So here’s something crazy: I’m trying out NaNoWriMo for the first time. << A year ago, I thought that was the most impractical sentence I could ever write about myself. Writing an entire novel in a month? Me? I could never write consistently for 30 straight days. Impossible.
But I’m doing it.
I won’t go into all the specifics of what made me change my mind, but mostly it was the frustration I feel everyday that my story isn’t finished. I have attempted to get this story out of my head, for almost least three years now. But it seems determined to stay put where it is. I’m in love with the story and I feel duty bound to finish, but that hasn’t helped me finish. Imagine my embarrassment when people ask me this question:
“You’re a writer. Great! How many books have you written?”
Yeah. About that.
You might have already guessed that this isn’t going to be a first draft, blank-slate story. (that might mean I’m breaking some NaNoWriMo rule, idk) It’s a story I’ve written scenes to, grown frustrated with, and let it sit untouched on my computer for months. It’s something I want to finish, but haven’t committed myself to actually finish. I hope NaNo will be the start of a cure for that.
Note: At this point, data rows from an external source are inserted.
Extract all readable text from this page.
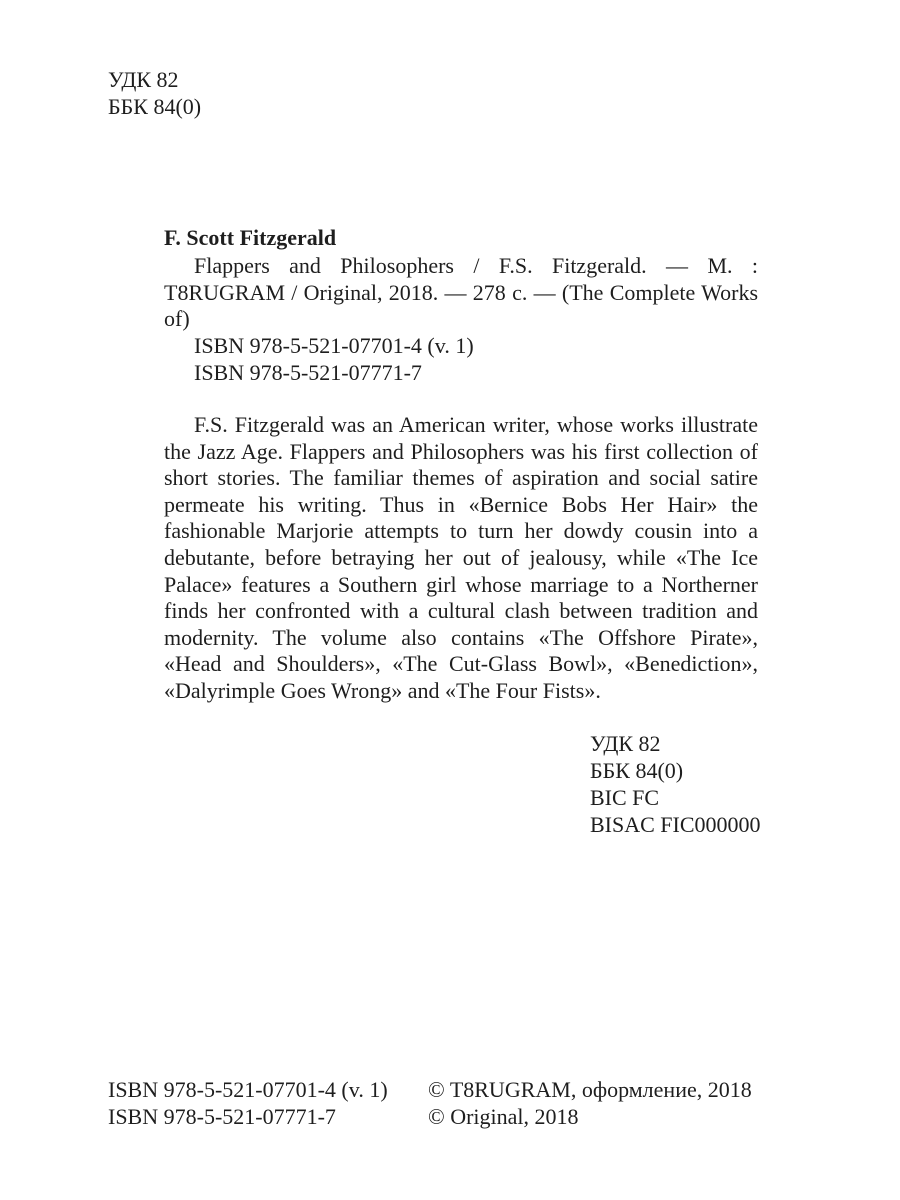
УДК 82
ББК 84(0)
F. Scott Fitzgerald
Flappers and Philosophers / F.S. Fitzgerald. — M. :
T8RUGRAM / Original, 2018. — 278 c. — (The Complete Works of)
ISBN 978-5-521-07701-4 (v. 1)
ISBN 978-5-521-07771-7
F.S. Fitzgerald was an American writer, whose works illustrate the Jazz Age. Flappers and Philosophers was his first collection of short stories. The familiar themes of aspiration and social satire permeate his writing. Thus in «Bernice Bobs Her Hair» the fashionable Marjorie attempts to turn her dowdy cousin into a debutante, before betraying her out of jealousy, while «The Ice Palace» features a Southern girl whose marriage to a Northerner finds her confronted with a cultural clash between tradition and modernity. The volume also contains «The Offshore Pirate», «Head and Shoulders», «The Cut-Glass Bowl», «Benediction», «Dalyrimple Goes Wrong» and «The Four Fists».
УДК 82
ББК 84(0)
BIC FC
BISAC FIC000000
ISBN 978-5-521-07701-4 (v. 1)
ISBN 978-5-521-07771-7
© T8RUGRAM, оформление, 2018
© Original, 2018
The Water is Wide – my story. Secretly, it’s inspired by a movie I saw. I stole some characters from it, but it won’t matter because it’ll never be published.The title is based on this song –
but I can’t tell you how it relates to the story.
okay now, enough with the secrets. what can I tell you?
My story is set deep in the Appalachian mountains, in a country rebuilding itself after a civil war.
It’s a story about war and family, joy and suffering – how beautiful those things are in the world together. It’s about how devastating war is – how it leaves the children to pick up the broken pieces and make homes for themselves among the ashes. It’s about the fear of repeating history, and the fear that comes with realizing you can’t control the world.
(do not ask me how long it took for me to decide which characters to include)
• daughter of war heroes • struggles with bravery • feels like she has to hold her family together • wants to be apart of something bigger than herself • runs the family bakery • hunts in the woods and gives the meat to poor families • seventeen •
• lost his father and sister to the war • fierce pacifist • struggles with admitting he’s wrong • singer/songwriter • apprentices at the butcher’s shop •
• Stephen’s mother • works with herbs and medicines • lost both husbands and a daughter in the war • struggles with loneliness • believes isolation from joy is poison •
• next door neighbor • lost her husband years before the war • mother to three sons and a daughter • raises geese • struggles with the loss war brought to her family •
• works in the medicine plant just outside the city • becomes head of the city’s defense efforts • understands the need to rebel from inside • struggles with compromising for the greater good • solid • trustworthy •
• war hero • suffers severe PTSD • struggles with living • believes the world has nothing meaningful left in it • taught her daughter the woods are a safer place because animals are never as dangerous as humans are •
• war hero • POW • suffers from PTSD • owns the family bakery • struggles with his role as father • believes that suffering can make you stronger •
So that’s my story – condensed as I can make it without giving anything away (I’m terribly secretive about my stories, sorry). I love where I want to take it, but I don’t know exactly how to get there. This story asks a lot of questions about duty, loyalty, sacrifice and suffering – questions I certainly don’t have the answer to. But the story won’t leave me alone. It’s grown in the past three years, when I thought it wouldn’t. I take that as a good sign.
I read once that writing is an act of listening and naming what you hear. That’s probably the best writing advice I’ve ever heard. And I’m keeping that in mind for tomorrow when I get up to write.
I’m going to listen. Not make things up. Not pull something out of me that isn’t there. Not worry about how much my writing will suck – because it will and that’s an okay reality – for now. I’m going to make progress, whatever that looks like.
I won’t worry about word count (I like quality). I won’t worry if I miss a day (or two). I just want to form habits. I just want all the scenes down on paper, start to finish.
I want to listen and forget that I’m the one writing.